Türkiye'nin yönetim sisteminin değişmesinin esas banisi nasıl ki Bahçeli ise, bu seçimde Cumhur İttifakının gerilemesi ve büyükşehirleri kaybetmesinin asıl sebebi ve hatta kahramanı ise (özellikle seçimden önceki gün attığı etkili twitter mesajı ile tereddüt eden HDP seçmenini de ikna eden) kuşkusuz Demirtaş'tır. Bu çok parlak olmayan ama yine de sürpriz olarak nitelendirilen başarıda HDP seçmeni ve Demirtaş'ın hakkını teslim etmek gerekir... Bundan böyle en azından muhalif tarafta HDP'nin yok sayılamayacak bir tesiri ve gücü olacaktır... Aynen Bahçeli'nin iktidarı, Cumhurbaşkanını ve birtakım milli politikaları yönlendirme ve yönetmedeki kuvveti ve özgül ağırlığı gibi...
31 Mart seçimi çok tuhaf bir seçim oldu ve oluyor. 1 Nisan sabahı muğlak bir Türkiye’ye uyandık. AKP+MHP (Erdoğan'ın ifadesine göre) yine %53-54 aldı ve pastasını korudu ama Türk halkının %68'i CHP'li belediyeler tarafından yönetilecek, mevcut durum değişmezse. İstanbul'da seçim devam ediyor ancak 3-5 bin oy ile İmamoğlu önde bitirecek olursa, bu sefer de birileri İstanbul'da seçimi tekrarlatabilirler. Bunun yolunu yapıyorlar... Ali İhsan Yavuz’un son tweet açıklaması bunu doğruluyor; “YSK, İstanbul'da tüm oyların sayılması talebimizi reddetmiştir. Bunca usulsüzlük ortadayken böyle bir karar verilmesi anlaşılır gibi değildir. Şimdi, olağanüstü itiraz yöntemini kullanarak bir kez daha YSK'ya gideceğiz. İstanbul’da seçimlerin tekrar edilmesini talep edeceğiz.” Yani yepyeni bir rezalet yaşamamıza ramak kaldı. Örneğin, 1946 seçimlerinde usulsüzlük yapıldığına dair tek bir yargı kararı yoktur ancak Menderes'in meydanlardaki söylemleri o kadar ses getirmiştir ki, milletimizin kahir ekseriyeti o seçimi 73 yıldır hileli olarak kabul etmektedir. Binali Yıldırım seçim akşamı berbat ve kapkara bir surat ifadesiyle seçimi kazandığını ilan ederek, takip eden günlerde her gün o seçimi tekrar tekrar kaybetmeye ve Türkiye Cumhuriyetinde en önemli görevlerde yer almış bir kişi olarak böylesi rezil bir zilleti yaşamaya mahkûm etti kendisini.
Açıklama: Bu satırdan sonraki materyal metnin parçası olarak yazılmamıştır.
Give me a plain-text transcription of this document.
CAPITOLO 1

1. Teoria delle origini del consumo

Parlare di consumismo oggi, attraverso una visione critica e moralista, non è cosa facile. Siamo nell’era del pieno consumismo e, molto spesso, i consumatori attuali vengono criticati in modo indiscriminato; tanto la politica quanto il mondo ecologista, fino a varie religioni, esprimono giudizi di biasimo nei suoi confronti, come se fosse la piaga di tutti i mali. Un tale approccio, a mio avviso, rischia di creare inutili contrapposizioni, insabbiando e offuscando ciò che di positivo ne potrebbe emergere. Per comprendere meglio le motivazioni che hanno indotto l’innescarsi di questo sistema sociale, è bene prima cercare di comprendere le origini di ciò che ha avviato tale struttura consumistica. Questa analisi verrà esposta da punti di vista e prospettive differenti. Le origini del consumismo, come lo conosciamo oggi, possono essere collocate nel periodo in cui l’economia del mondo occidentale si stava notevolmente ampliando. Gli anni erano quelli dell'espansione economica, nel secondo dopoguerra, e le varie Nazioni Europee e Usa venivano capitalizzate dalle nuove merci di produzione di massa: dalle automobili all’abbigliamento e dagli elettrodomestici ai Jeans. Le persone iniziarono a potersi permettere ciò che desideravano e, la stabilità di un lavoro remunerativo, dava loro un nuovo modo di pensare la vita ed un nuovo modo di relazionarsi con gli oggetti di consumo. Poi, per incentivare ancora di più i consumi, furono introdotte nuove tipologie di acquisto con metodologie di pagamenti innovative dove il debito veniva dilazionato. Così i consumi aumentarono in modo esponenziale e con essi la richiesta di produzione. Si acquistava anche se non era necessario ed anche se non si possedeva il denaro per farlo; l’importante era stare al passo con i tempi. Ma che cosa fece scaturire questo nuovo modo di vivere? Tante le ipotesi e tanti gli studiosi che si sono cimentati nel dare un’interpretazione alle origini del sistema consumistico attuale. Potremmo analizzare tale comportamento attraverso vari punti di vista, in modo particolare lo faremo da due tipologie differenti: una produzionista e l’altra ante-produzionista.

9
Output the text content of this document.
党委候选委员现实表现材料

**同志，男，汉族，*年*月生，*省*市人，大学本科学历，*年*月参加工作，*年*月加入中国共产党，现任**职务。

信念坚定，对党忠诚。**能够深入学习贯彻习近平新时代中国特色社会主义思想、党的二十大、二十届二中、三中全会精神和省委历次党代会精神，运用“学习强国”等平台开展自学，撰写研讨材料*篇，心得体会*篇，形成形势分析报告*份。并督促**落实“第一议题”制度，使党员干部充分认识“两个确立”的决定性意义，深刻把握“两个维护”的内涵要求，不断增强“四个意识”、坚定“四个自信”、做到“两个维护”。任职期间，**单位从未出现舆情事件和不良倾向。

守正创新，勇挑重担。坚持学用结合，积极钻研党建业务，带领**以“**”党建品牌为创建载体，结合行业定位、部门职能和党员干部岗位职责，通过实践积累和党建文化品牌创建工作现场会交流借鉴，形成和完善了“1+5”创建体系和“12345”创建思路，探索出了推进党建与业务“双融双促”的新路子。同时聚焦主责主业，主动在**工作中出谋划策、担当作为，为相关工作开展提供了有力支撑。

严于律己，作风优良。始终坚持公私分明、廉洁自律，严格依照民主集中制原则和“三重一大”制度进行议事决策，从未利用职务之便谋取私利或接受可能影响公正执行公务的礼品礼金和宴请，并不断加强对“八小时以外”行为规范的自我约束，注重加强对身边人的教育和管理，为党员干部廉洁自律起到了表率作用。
Bahçeli ise bugünkü açıklamasında o bilindik sayıklamalarına devam etmektedir; “Vicdani huzur için yeni seçim düşünülebilir…”. İmamoğlu ise, inadına yapar gibi, BBC muhabirinin "Türkiye'nin sonraki Cumhurbaşkanı siz misiniz?" sorusuna "God knows" şeklinde İngilizce cevap verdi ve ekledi; "Başarısız olmalarına kılıf arıyorlar".
1988-89 yıllarında Bernard Lewis'in Taha Akyol'a verdiği mülakatta, Lewis şu meyanda beyan ve yorumlarda bulunuyordu; "Arap toplumları tarihte her zaman başka milletler tarafından yönetilmişlerdir. Osmanlılar, Selçuklular, vs. Bu yüzden başlarına bir şey geldiğinde, 'Bizim arkamızdan oyunlar oynayan kim yine, kim bize tuzak kurdu, bizi kimler kandırdı, kimler bizimle uğraşıyor' gibisinden hep suçu ve suçluyu dışarıda ararlar. Türkler ise yönetici millettir. Bir sorunla karşılaştıklarında, hemen otokontrole başvururlar. 'Acaba biz nerede hata yaptık?' diyerek bu problemi tespit etmeye ve kendi yapıları içerisinde düzeltmeye ve çareler bulmaya çalışırlar. Türk milletini diğer Orta Doğu toplumlarından ayıran da budur..."
Peki, şimdi ne oldu bize, ne oldu böyle?